History of Indian Equity Market The history of the Indian equity market goes back to the 18th century when securities of the East India Company were traded. Till the end of the 19th century, the trading of securities was unorganized and the main trading centers were Calcutta (now Kolkata) and Bombay (now Mumbai).

Trade activities prospered with an increase in share price in India with Bombay becoming the main source of cotton supply during the American Civil War (1860-61). In 1865, there was drop in share prices. The stockbroker association established the Native Shares and Stock Brokers Association in 1875 to organize their activities. In 1927, the BSE recognized this association, under the Bombay Securities Contracts Control Act, 1925.

The Indian Equity Market was not well organized or developed before independence. After independence, new issues were supervised. The timing, floatation costs, pricing, interest rates were strictly controlled by the Controller of Capital Issue (CII). For four and half decades, companies were demoralized and not motivated from going public due to the rigid rules of the Government.

In the 1950s, there was uncontrollable speculation and the market was known as 'Satta Bazaar'. Speculators aimed at companies like Tata Steel, Kohinoor Mills, Century Textiles, Bombay Dyeing and National Rayon. The Securities Contracts (Regulation) Act, 1956 was enacted by the Government of India. Financial institutions and state financial corporation were developed through an established network.

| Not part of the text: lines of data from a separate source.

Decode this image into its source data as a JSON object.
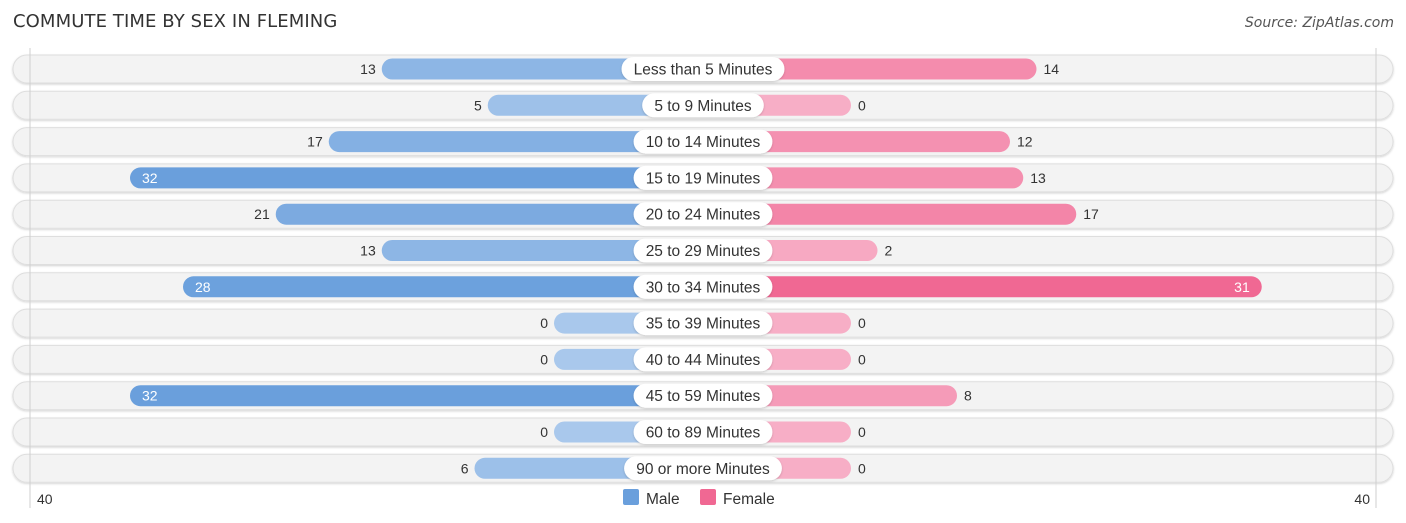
{
  "header": {
    "title": "COMMUTE TIME BY SEX IN FLEMING",
    "source": "Source: ZipAtlas.com"
  },
  "chart_data": {
    "type": "bar",
    "orientation": "horizontal-diverging",
    "title": "COMMUTE TIME BY SEX IN FLEMING",
    "categories": [
      "Less than 5 Minutes",
      "5 to 9 Minutes",
      "10 to 14 Minutes",
      "15 to 19 Minutes",
      "20 to 24 Minutes",
      "25 to 29 Minutes",
      "30 to 34 Minutes",
      "35 to 39 Minutes",
      "40 to 44 Minutes",
      "45 to 59 Minutes",
      "60 to 89 Minutes",
      "90 or more Minutes"
    ],
    "series": [
      {
        "name": "Male",
        "color": "#6a9fdc",
        "values": [
          13,
          5,
          17,
          32,
          21,
          13,
          28,
          0,
          0,
          32,
          0,
          6
        ]
      },
      {
        "name": "Female",
        "color": "#f06893",
        "values": [
          14,
          0,
          12,
          13,
          17,
          2,
          31,
          0,
          0,
          8,
          0,
          0
        ]
      }
    ],
    "axis": {
      "left_label": "40",
      "right_label": "40",
      "max": 40
    },
    "legend": {
      "position": "bottom-center",
      "items": [
        "Male",
        "Female"
      ]
    },
    "colors": {
      "male_strong": "#6a9fdc",
      "male_light": "#a9c8ec",
      "female_strong": "#f06893",
      "female_light": "#f7aec6",
      "row_background": "#f3f3f3"
    }
  }
}
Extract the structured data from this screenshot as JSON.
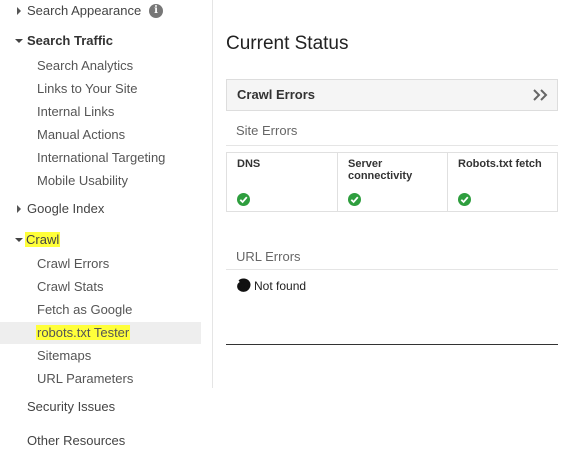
{
  "sidebar": {
    "search_appearance": "Search Appearance",
    "search_traffic": {
      "label": "Search Traffic",
      "items": [
        "Search Analytics",
        "Links to Your Site",
        "Internal Links",
        "Manual Actions",
        "International Targeting",
        "Mobile Usability"
      ]
    },
    "google_index": "Google Index",
    "crawl": {
      "label": "Crawl",
      "items": [
        "Crawl Errors",
        "Crawl Stats",
        "Fetch as Google",
        "robots.txt Tester",
        "Sitemaps",
        "URL Parameters"
      ]
    },
    "security_issues": "Security Issues",
    "other_resources": "Other Resources"
  },
  "main": {
    "title": "Current Status",
    "crawl_errors_title": "Crawl Errors",
    "site_errors_label": "Site Errors",
    "site_error_cells": [
      {
        "label": "DNS",
        "status": "ok"
      },
      {
        "label": "Server connectivity",
        "status": "ok"
      },
      {
        "label": "Robots.txt fetch",
        "status": "ok"
      }
    ],
    "url_errors_label": "URL Errors",
    "url_error_item": "Not found"
  },
  "colors": {
    "highlight": "#ffff3a",
    "check_green": "#2e9e3e",
    "selected_row": "#eeeeee"
  },
  "icons": {
    "info": "info-icon",
    "expand": "double-chevron-right-icon",
    "ok": "green-check-icon",
    "redacted": "scribble-icon"
  }
}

In the 60s, the market was bearish due to massive wars and drought. Forward trading transactions and 'Contracts for Clearing' or 'badla' were banned by the Government. With financial institutions such as LIC, GIC, some revival in the markets could be seen. Then in 1964, UTI, the first mutual fund of India was formed.

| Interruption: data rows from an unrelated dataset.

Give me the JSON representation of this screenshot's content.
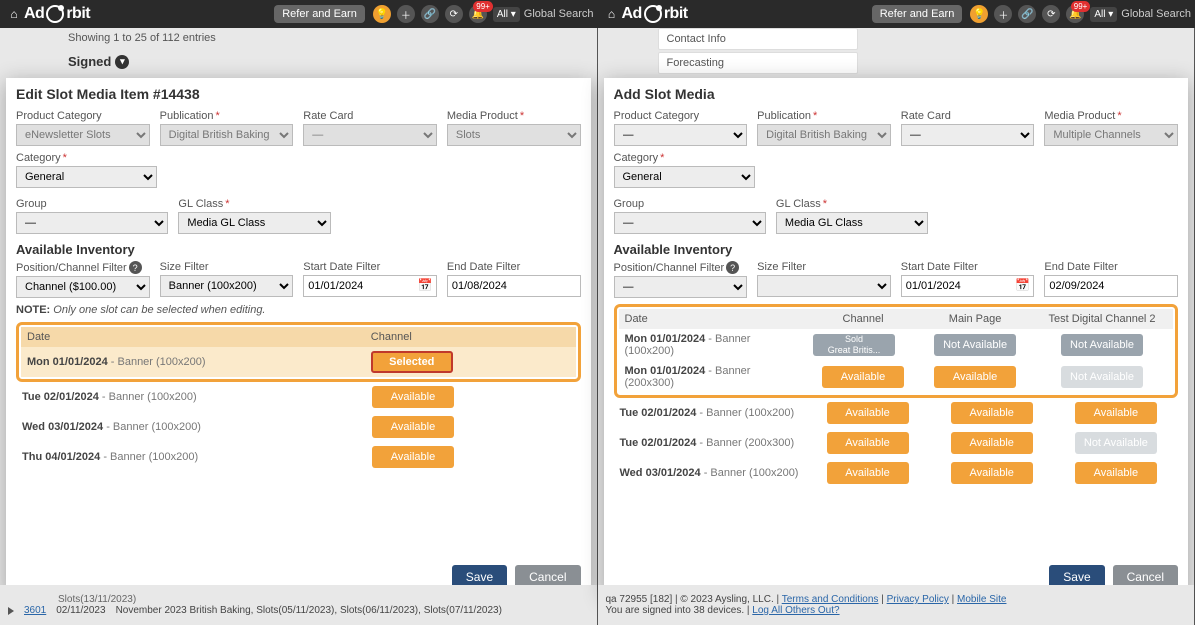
{
  "topbar": {
    "brand1": "Ad",
    "brand2": "rbit",
    "refer": "Refer and Earn",
    "notif": "99+",
    "all": "All",
    "global_search": "Global Search"
  },
  "left": {
    "bg_entries": "Showing 1 to 25 of 112 entries",
    "signed_heading": "Signed",
    "modal_title": "Edit Slot Media Item #14438",
    "labels": {
      "product_category": "Product Category",
      "publication": "Publication",
      "rate_card": "Rate Card",
      "media_product": "Media Product",
      "category": "Category",
      "group": "Group",
      "gl_class": "GL Class",
      "available_inventory": "Available Inventory",
      "pos_filter": "Position/Channel Filter",
      "size_filter": "Size Filter",
      "start_filter": "Start Date Filter",
      "end_filter": "End Date Filter"
    },
    "values": {
      "product_category": "eNewsletter Slots",
      "publication": "Digital British Baking",
      "rate_card": "—",
      "media_product": "Slots",
      "category": "General",
      "group": "—",
      "gl_class": "Media GL Class",
      "pos_filter": "Channel ($100.00)",
      "size_filter": "Banner (100x200)",
      "start_filter": "01/01/2024",
      "end_filter": "01/08/2024"
    },
    "note_bold": "NOTE:",
    "note_italic": "Only one slot can be selected when editing.",
    "table": {
      "col_date": "Date",
      "col_channel": "Channel",
      "rows": [
        {
          "date_bold": "Mon 01/01/2024",
          "size": " - Banner (100x200)",
          "status": "Selected",
          "kind": "selected"
        },
        {
          "date_bold": "Tue 02/01/2024",
          "size": " - Banner (100x200)",
          "status": "Available",
          "kind": "available"
        },
        {
          "date_bold": "Wed 03/01/2024",
          "size": " - Banner (100x200)",
          "status": "Available",
          "kind": "available"
        },
        {
          "date_bold": "Thu 04/01/2024",
          "size": " - Banner (100x200)",
          "status": "Available",
          "kind": "available"
        }
      ]
    },
    "save": "Save",
    "cancel": "Cancel",
    "bottom_row": {
      "id": "3601",
      "date": "02/11/2023",
      "desc1": "Slots(13/11/2023)",
      "desc2": "November 2023 British Baking, Slots(05/11/2023), Slots(06/11/2023), Slots(07/11/2023)"
    }
  },
  "right": {
    "sidebar": {
      "contact": "Contact Info",
      "forecasting": "Forecasting"
    },
    "modal_title": "Add Slot Media",
    "labels": {
      "product_category": "Product Category",
      "publication": "Publication",
      "rate_card": "Rate Card",
      "media_product": "Media Product",
      "category": "Category",
      "group": "Group",
      "gl_class": "GL Class",
      "available_inventory": "Available Inventory",
      "pos_filter": "Position/Channel Filter",
      "size_filter": "Size Filter",
      "start_filter": "Start Date Filter",
      "end_filter": "End Date Filter"
    },
    "values": {
      "product_category": "—",
      "publication": "Digital British Baking",
      "rate_card": "—",
      "media_product": "Multiple Channels",
      "category": "General",
      "group": "—",
      "gl_class": "Media GL Class",
      "pos_filter": "—",
      "size_filter": "",
      "start_filter": "01/01/2024",
      "end_filter": "02/09/2024"
    },
    "table": {
      "col_date": "Date",
      "col_channel": "Channel",
      "col_main": "Main Page",
      "col_test": "Test Digital Channel 2",
      "rows": [
        {
          "date_bold": "Mon 01/01/2024",
          "size": " - Banner (100x200)",
          "c1": {
            "k": "sold",
            "l1": "Sold",
            "l2": "Great Britis..."
          },
          "c2": {
            "k": "na",
            "l": "Not Available"
          },
          "c3": {
            "k": "na",
            "l": "Not Available"
          }
        },
        {
          "date_bold": "Mon 01/01/2024",
          "size": " - Banner (200x300)",
          "c1": {
            "k": "available",
            "l": "Available"
          },
          "c2": {
            "k": "available",
            "l": "Available"
          },
          "c3": {
            "k": "na-light",
            "l": "Not Available"
          }
        },
        {
          "date_bold": "Tue 02/01/2024",
          "size": " - Banner (100x200)",
          "c1": {
            "k": "available",
            "l": "Available"
          },
          "c2": {
            "k": "available",
            "l": "Available"
          },
          "c3": {
            "k": "available",
            "l": "Available"
          }
        },
        {
          "date_bold": "Tue 02/01/2024",
          "size": " - Banner (200x300)",
          "c1": {
            "k": "available",
            "l": "Available"
          },
          "c2": {
            "k": "available",
            "l": "Available"
          },
          "c3": {
            "k": "na-light",
            "l": "Not Available"
          }
        },
        {
          "date_bold": "Wed 03/01/2024",
          "size": " - Banner (100x200)",
          "c1": {
            "k": "available",
            "l": "Available"
          },
          "c2": {
            "k": "available",
            "l": "Available"
          },
          "c3": {
            "k": "available",
            "l": "Available"
          }
        }
      ]
    },
    "save": "Save",
    "cancel": "Cancel",
    "footer": {
      "line1a": "qa 72955 [182] | © 2023 Aysling, LLC. | ",
      "tnc": "Terms and Conditions",
      "sep1": " | ",
      "pp": "Privacy Policy",
      "sep2": " | ",
      "ms": "Mobile Site",
      "line2a": "You are signed into 38 devices. | ",
      "logout": "Log All Others Out?"
    }
  }
}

In the 70's, the trading of 'badla' resumed in a different form of 'hand delivery contract'. But the Government of India passed the Dividend Restriction Ordinance on 6th July, 1974. According to the ordinance, the dividend was fixed to 12% of Face Value or 1/3 rd of the profit under Section 369 of The Companies Act, 1956 whichever is lower.

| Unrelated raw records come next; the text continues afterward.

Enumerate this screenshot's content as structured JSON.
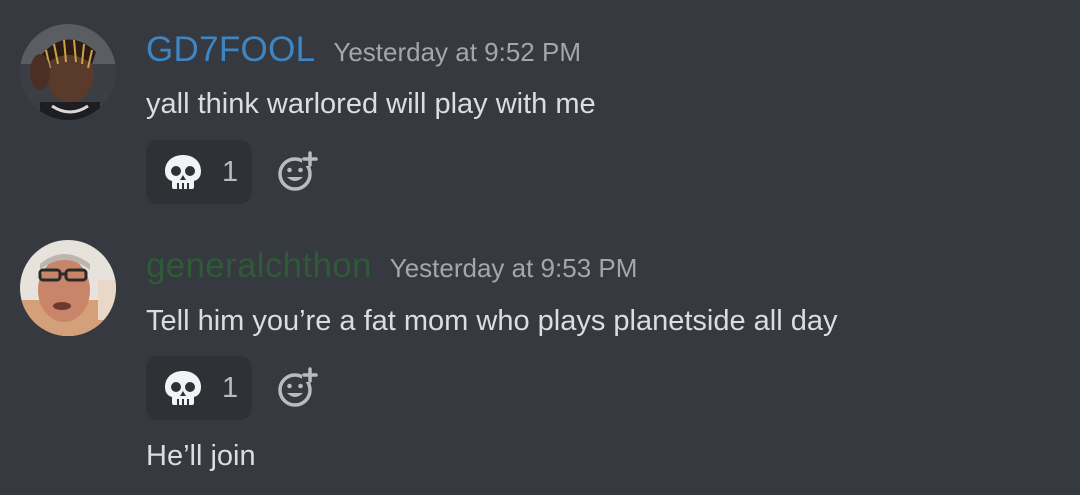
{
  "messages": [
    {
      "username": "GD7FOOL",
      "username_color": "#3e86c3",
      "timestamp": "Yesterday at 9:52 PM",
      "lines": [
        "yall think warlored will play with me"
      ],
      "reaction": {
        "icon": "skull-icon",
        "count": "1"
      }
    },
    {
      "username": "generalchthon",
      "username_color": "#2f5a37",
      "timestamp": "Yesterday at 9:53 PM",
      "lines": [
        "Tell him you’re a fat mom who plays planetside all day",
        "He’ll join"
      ],
      "reaction": {
        "icon": "skull-icon",
        "count": "1"
      }
    }
  ]
}
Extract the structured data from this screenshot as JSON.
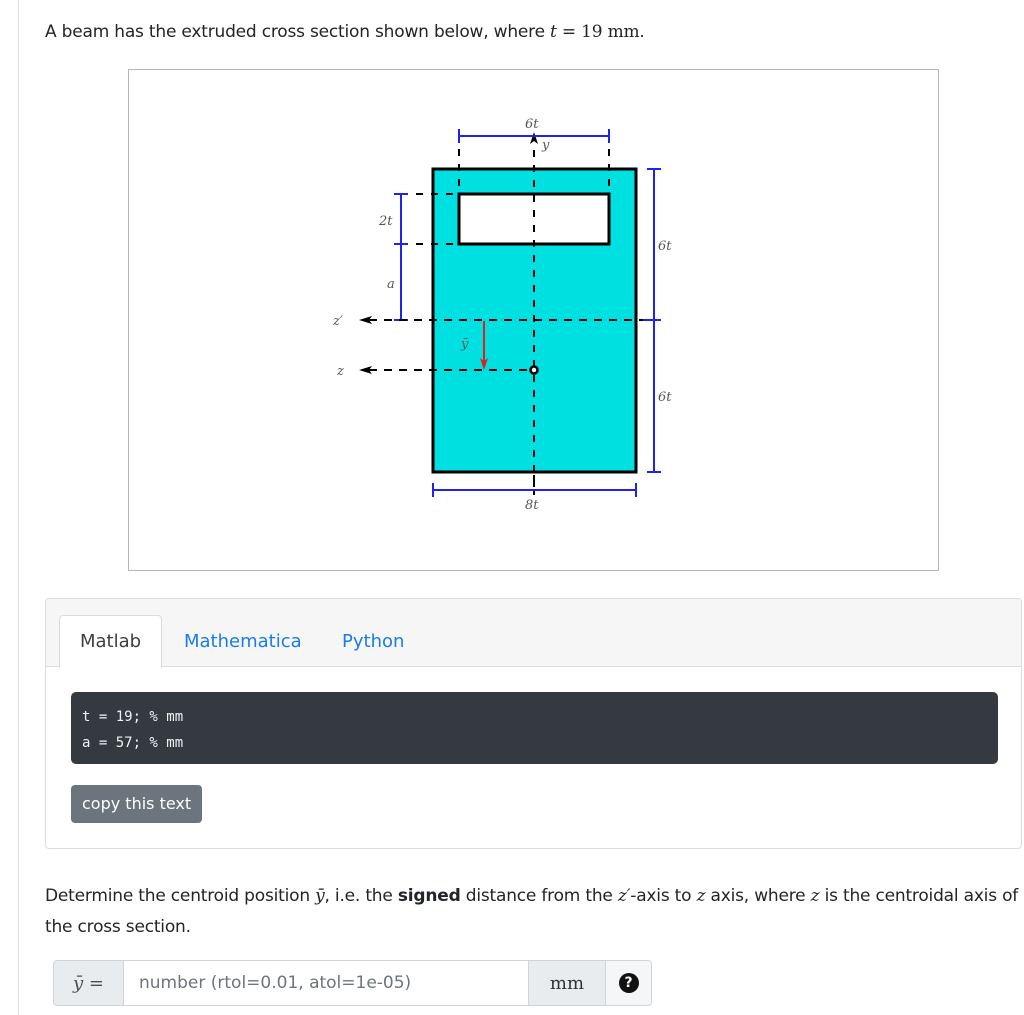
{
  "intro": {
    "text_before": "A beam has the extruded cross section shown below, where ",
    "var": "t",
    "equals": " = ",
    "value": "19",
    "unit": " mm",
    "period": "."
  },
  "figure": {
    "labels": {
      "top_width": "6t",
      "y_axis": "y",
      "hole_height": "2t",
      "a_dim": "a",
      "z_prime": "z′",
      "z": "z",
      "ybar": "ȳ",
      "right_upper": "6t",
      "right_lower": "6t",
      "bottom_width": "8t"
    },
    "colors": {
      "fill": "#00e0e0",
      "dimension": "#2222ee",
      "ybar_arrow": "#e02020",
      "outline": "#000000"
    }
  },
  "code_card": {
    "tabs": [
      {
        "label": "Matlab",
        "active": true
      },
      {
        "label": "Mathematica",
        "active": false
      },
      {
        "label": "Python",
        "active": false
      }
    ],
    "code_lines": [
      "t = 19; % mm",
      "a = 57; % mm"
    ],
    "copy_label": "copy this text"
  },
  "question": {
    "p1": "Determine the centroid position ",
    "ybar": "ȳ",
    "p2": ", i.e. the ",
    "bold": "signed",
    "p3": " distance from the ",
    "zprime": "z′",
    "p4": "-axis to ",
    "z1": "z",
    "p5": " axis, where ",
    "z2": "z",
    "p6": " is the centroidal axis of the cross section."
  },
  "answer": {
    "prefix": "ȳ =",
    "placeholder": "number (rtol=0.01, atol=1e-05)",
    "value": "",
    "unit": "mm",
    "help_icon": "question-circle-icon",
    "help_glyph": "?"
  }
}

This resulted in a drop by 20% in market capitalization at BSE (Bombay Stock Exchange) overnight. The stock market was closed for nearly a fortnight. Numerous multinational companies were pulled out of India as they had to dissolve their majority stocks in India ventures for the Indian public under FERA, 1973.

The 80's saw a growth in the Indian Equity Market. With liberalized policies of the government, it became lucrative for investors. The market saw an increase of stock exchanges, there was a surge in market capitalization rate and the paid up capital of the listed companies.

The 90s was the most crucial in the stock market's history. Indians became aware of 'liberalization' and 'globalization'. In May 1992, the Capital Issues (Control) Act, 1947 was abolished. SEBI which was the Indian Capital Market's regulator was given the power and overlook new trading policies, entry of private sector mutual funds and private sector banks, free prices, new stock exchanges, foreign institutional investors, and market boom and bust.

In 1990, there was a major capital market scam where bankers and brokers were involved. With this, many investors left the market. Later there was a securities scam in 1991-92 which revealed the inefficiencies and inadequacies of the Indian financial system and called for reforms in the Indian Equity Market.

Two new stock exchanges, NSE (National Stock Exchange of India) established in 1994 and OTCEI (Over the Counter Exchange of India) established in 1992 gave BSE a nationwide competition. In 1995-96, an amendment was made to the Securities Contracts (Regulation) Act, 1956 for introducing options trading. In April 1995, the National Securities Clearing Corporation (NSCC) and in November 1996, the National Securities Depository Limited (NSDL) were set up for demutualised trading, clearing and settlement. Information Technology scrips were the major players in the late 90s with companies like Wipro, Satyam, and Infosys.

In the 21st century, there was the Ketan Parekh Scam. From 1st July 2001, 'Badla' was discontinued and there was introduction of rolling settlement in all scrips. In February 2000, permission was given for internet trading and from June, 2000, futures trading started.